El secretario le interrumpió de nuevo.
—Una acusación de tal gravedad, formulada de este modo, es un delito. Serás multado con diez minas. ¡Guardias, que se cumpla la orden!
Dos mercenarios de servicio se dirigieron hacia Dionisio para exigirle la suma que, claro está, no llevaba encima y, en tal caso, para arrestarlo.
Filisto se levantó inmediatamente y, alzando el brazo, exclamó:
—¡Pago yo, prosigue! —al tiempo que mandaba a su siervo a pagar diez minas ante la mirada de pasmo del secretario.
—Les acuso de traición —prosiguió Dionisio —porque, teniendo al alcance de su mano la victoria definitiva sobre el enemigo, se detuvieron en plena carrera y obligaron a replegarse.
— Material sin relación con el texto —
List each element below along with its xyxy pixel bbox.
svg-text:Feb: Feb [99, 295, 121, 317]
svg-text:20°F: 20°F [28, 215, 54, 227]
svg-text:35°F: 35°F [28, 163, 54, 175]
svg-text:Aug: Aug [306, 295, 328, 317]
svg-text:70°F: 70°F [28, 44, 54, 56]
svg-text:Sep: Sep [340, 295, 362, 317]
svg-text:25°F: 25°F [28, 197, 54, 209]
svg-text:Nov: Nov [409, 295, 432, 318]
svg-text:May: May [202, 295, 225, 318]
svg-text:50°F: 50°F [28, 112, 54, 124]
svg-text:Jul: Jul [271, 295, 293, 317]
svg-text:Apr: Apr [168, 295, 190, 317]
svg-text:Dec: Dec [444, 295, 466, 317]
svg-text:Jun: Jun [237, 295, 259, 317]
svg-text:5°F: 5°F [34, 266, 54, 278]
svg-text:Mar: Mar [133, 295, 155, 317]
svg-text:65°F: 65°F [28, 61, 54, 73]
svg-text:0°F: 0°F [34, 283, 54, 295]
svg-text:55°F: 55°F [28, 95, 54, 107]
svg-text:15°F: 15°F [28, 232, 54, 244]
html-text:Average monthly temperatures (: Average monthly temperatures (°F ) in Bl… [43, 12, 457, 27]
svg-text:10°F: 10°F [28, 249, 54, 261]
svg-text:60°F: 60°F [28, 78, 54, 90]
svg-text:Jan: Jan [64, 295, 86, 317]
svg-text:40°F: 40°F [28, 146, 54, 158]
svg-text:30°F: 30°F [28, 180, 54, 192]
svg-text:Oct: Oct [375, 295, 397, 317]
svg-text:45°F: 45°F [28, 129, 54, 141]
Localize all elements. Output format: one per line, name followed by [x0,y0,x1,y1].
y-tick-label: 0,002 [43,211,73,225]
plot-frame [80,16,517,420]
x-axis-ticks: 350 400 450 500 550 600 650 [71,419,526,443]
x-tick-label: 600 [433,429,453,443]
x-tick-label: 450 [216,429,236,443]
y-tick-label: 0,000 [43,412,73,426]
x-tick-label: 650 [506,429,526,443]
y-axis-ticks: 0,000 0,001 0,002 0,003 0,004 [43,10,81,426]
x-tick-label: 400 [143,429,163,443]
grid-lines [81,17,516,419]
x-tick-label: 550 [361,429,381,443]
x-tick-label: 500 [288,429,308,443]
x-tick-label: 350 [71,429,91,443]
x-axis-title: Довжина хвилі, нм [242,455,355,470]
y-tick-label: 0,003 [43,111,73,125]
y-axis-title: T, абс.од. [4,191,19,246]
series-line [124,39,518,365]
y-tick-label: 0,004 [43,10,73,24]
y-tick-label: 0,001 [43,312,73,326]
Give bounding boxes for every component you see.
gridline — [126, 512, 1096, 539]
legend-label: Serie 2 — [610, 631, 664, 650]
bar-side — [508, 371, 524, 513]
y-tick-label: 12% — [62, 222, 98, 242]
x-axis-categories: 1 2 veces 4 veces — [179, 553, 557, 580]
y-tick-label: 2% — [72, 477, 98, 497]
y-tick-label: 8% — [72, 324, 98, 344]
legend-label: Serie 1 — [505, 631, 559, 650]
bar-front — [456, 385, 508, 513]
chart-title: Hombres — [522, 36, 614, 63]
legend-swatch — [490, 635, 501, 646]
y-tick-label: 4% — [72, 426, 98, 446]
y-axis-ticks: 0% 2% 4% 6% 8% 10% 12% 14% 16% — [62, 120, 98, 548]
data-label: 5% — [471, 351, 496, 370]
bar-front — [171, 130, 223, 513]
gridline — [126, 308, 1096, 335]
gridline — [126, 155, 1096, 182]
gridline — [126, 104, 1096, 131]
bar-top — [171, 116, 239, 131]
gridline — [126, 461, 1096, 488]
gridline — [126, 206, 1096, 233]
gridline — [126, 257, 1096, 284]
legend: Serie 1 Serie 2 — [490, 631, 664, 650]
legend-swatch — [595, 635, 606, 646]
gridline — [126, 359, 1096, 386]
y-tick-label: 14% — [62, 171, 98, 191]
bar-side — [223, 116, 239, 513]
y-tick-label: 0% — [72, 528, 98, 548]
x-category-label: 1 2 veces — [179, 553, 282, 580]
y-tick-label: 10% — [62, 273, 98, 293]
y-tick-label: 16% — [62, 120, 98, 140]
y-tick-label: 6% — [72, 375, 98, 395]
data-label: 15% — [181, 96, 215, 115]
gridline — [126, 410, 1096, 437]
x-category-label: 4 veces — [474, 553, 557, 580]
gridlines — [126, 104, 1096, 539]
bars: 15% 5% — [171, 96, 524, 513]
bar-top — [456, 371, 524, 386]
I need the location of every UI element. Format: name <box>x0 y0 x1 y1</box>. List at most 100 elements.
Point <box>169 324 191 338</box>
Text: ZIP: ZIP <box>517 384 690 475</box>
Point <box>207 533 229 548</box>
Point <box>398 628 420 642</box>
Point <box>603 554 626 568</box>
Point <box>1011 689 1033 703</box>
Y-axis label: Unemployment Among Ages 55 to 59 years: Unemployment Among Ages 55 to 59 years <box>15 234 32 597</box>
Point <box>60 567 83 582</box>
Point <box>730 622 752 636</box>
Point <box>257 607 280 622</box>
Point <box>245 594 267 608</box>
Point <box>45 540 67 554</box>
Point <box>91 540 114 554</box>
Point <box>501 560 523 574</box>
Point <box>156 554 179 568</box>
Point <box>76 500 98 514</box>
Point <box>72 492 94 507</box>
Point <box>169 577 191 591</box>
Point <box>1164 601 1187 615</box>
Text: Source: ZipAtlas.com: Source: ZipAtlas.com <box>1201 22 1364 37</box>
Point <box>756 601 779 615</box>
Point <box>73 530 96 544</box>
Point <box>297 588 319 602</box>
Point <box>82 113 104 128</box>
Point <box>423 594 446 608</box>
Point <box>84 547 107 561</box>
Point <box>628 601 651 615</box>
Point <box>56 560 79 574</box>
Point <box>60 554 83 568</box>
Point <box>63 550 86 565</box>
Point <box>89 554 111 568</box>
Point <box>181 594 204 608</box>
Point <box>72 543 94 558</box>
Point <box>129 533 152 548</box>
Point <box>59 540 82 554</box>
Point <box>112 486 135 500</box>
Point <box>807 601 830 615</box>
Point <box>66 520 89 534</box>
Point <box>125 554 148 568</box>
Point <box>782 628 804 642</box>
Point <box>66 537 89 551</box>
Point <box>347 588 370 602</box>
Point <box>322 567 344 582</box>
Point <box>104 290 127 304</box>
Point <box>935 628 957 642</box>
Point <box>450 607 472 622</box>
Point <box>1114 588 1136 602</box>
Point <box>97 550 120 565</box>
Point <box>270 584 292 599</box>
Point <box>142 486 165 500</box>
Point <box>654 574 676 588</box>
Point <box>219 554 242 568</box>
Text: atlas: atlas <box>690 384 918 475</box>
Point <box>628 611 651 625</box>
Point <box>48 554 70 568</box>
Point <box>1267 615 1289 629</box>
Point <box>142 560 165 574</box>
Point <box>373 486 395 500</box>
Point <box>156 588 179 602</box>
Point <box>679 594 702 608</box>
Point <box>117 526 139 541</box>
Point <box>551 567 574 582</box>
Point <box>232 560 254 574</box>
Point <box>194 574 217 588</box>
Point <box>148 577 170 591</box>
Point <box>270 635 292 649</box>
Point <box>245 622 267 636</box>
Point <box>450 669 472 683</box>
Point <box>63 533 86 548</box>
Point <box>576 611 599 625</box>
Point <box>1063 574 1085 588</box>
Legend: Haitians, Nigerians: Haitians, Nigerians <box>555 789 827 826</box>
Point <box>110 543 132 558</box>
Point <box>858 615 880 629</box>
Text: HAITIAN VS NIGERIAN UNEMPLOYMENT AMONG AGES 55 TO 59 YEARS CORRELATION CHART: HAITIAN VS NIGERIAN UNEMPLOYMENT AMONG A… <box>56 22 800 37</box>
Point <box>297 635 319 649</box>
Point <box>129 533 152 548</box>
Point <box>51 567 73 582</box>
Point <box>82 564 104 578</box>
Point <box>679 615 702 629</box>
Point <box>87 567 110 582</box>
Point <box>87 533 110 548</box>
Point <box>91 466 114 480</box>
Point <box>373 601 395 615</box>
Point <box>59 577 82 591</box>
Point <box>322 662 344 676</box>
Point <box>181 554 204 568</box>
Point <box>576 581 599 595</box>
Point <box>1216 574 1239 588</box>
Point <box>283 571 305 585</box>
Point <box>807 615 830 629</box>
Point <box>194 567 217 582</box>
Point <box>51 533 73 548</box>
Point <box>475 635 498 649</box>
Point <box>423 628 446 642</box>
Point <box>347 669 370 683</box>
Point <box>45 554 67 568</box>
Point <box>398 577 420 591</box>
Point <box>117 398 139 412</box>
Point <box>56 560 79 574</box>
Cometieron traición por partida doble, porque se aprovecharon de nuestro sentido de la disciplina y de la obediencia a la patria y a nuestros comandantes por abrirles a los bárbaros una vía de salida ya del todo cerrada.
Gritos, aplausos, incitaciones estallaron en todos los puntos de la Asamblea, allí donde nutridos grupos de la Compañía manifestaban su entusiasmo y su desaprobación, y los comunicaban también, con energía, a aquellos que tenían cerca.
El secretario, desconcertado por aquel imparable discurso y por el increíble proceder, miraba ansioso cómo caía la arena en la clepsidra esperando el momento en que, según el reglamento, podría poner una nueva multa, más alta aún.
—¡Veinte minas! —gritó apenas vio vacía la ampolleta superior, sin preocuparse siquiera de lo que Dionisio estaba diciendo.
—¡Pagado! —gritó Filisto alzando el brazo.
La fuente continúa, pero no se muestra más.